Popularity is in the eye of the tweeter, facebook-liker, and such. That is, I do feel that those of us involved in social media can perceive and help foster the perception that particular books are more popular than others. And those involved in enthusiastically advocating for these books can feel dismayed when their evident popularity is not considered for awards like Newbery. But I’ve always felt that these representations of popularity are problematic — that they do not give us a true sense of what books are truly loved. After all, there are so many young people getting and engaging with books and we may only see some of that in our classrooms, homes, bookstores, and libraries.
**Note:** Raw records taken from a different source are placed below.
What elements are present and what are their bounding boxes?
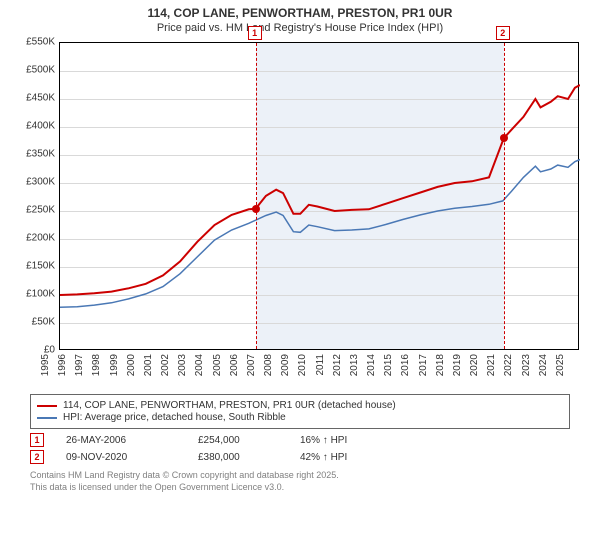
y-tick-label: £550K: [13, 37, 55, 48]
sale-row: 2 09-NOV-2020 £380,000 42% ↑ HPI: [30, 450, 570, 464]
chart-container: 114, COP LANE, PENWORTHAM, PRESTON, PR1 …: [0, 0, 600, 497]
sale-marker: 2: [30, 450, 44, 464]
y-tick-label: £50K: [13, 317, 55, 328]
y-tick-label: £350K: [13, 149, 55, 160]
y-tick-label: £450K: [13, 93, 55, 104]
chart: £0£50K£100K£150K£200K£250K£300K£350K£400…: [15, 38, 585, 388]
sale-delta: 16% ↑ HPI: [300, 435, 347, 446]
sale-date: 09-NOV-2020: [66, 452, 176, 463]
legend-swatch: [37, 405, 57, 407]
y-tick-label: £150K: [13, 261, 55, 272]
legend-label: HPI: Average price, detached house, Sout…: [63, 412, 286, 423]
sale-price: £380,000: [198, 452, 278, 463]
footer-line2: This data is licensed under the Open Gov…: [30, 482, 570, 494]
sales-table: 1 26-MAY-2006 £254,000 16% ↑ HPI 2 09-NOV-202…: [30, 433, 570, 464]
marker-label: 1: [248, 26, 262, 40]
y-tick-label: £200K: [13, 233, 55, 244]
legend-row: 114, COP LANE, PENWORTHAM, PRESTON, PR1 …: [37, 400, 563, 411]
marker-dot: [500, 134, 508, 142]
title-line1: 114, COP LANE, PENWORTHAM, PRESTON, PR1 …: [10, 6, 590, 20]
plot-area: [59, 42, 579, 350]
x-tick-label: 2025: [555, 354, 593, 376]
marker-dot: [252, 205, 260, 213]
y-tick-label: £300K: [13, 177, 55, 188]
marker-vline: [504, 43, 505, 349]
footer: Contains HM Land Registry data © Crown c…: [30, 470, 570, 493]
sale-delta: 42% ↑ HPI: [300, 452, 347, 463]
legend-swatch: [37, 417, 57, 419]
legend-label: 114, COP LANE, PENWORTHAM, PRESTON, PR1 …: [63, 400, 396, 411]
sale-price: £254,000: [198, 435, 278, 446]
marker-vline: [256, 43, 257, 349]
sale-row: 1 26-MAY-2006 £254,000 16% ↑ HPI: [30, 433, 570, 447]
y-tick-label: £100K: [13, 289, 55, 300]
marker-label: 2: [496, 26, 510, 40]
y-tick-label: £500K: [13, 65, 55, 76]
y-tick-label: £250K: [13, 205, 55, 216]
footer-line1: Contains HM Land Registry data © Crown c…: [30, 470, 570, 482]
sale-marker: 1: [30, 433, 44, 447]
sale-date: 26-MAY-2006: [66, 435, 176, 446]
series-property: [60, 85, 580, 295]
legend: 114, COP LANE, PENWORTHAM, PRESTON, PR1 …: [30, 394, 570, 429]
y-tick-label: £400K: [13, 121, 55, 132]
legend-row: HPI: Average price, detached house, Sout…: [37, 412, 563, 423]
line-svg: [60, 43, 580, 351]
Or on twitter, on blogs, on facebook, and so forth.
And so I was very glad to see NPR’s Ombudsman Edward Schumacher-Matos’s thoughtful examination of their recent contest for the 100 Best Teen Books, “When a Popular List of 100 ‘Best Ever’ Teen Books is the “Whitest Ever.‘” He addresses what is often a problem with such contests, the particular demographic participating, in this case NPR’s audience that is indeed most likely whiter and older than the general population of teen readers. It is something I think needs to be considered with other lists that get sent around, say those of flavorwire or HuffPo. What and who do they actually represent?
Because there is often such unhappiness voiced when the evidently “popular” books are seemingly snubbed come Newbery-announcement-time I think it is good to remember this note from the the Newbery criteria and to keep in mind just how problematic it is to determine true popularity anyway. To keep in mind that not all voices get heard in all places. And to do whatever you can to seek them out. All of them.
The committee should keep in mind that the award is for literary quality and quality presentation for children. The award is not for didactic content or popularity.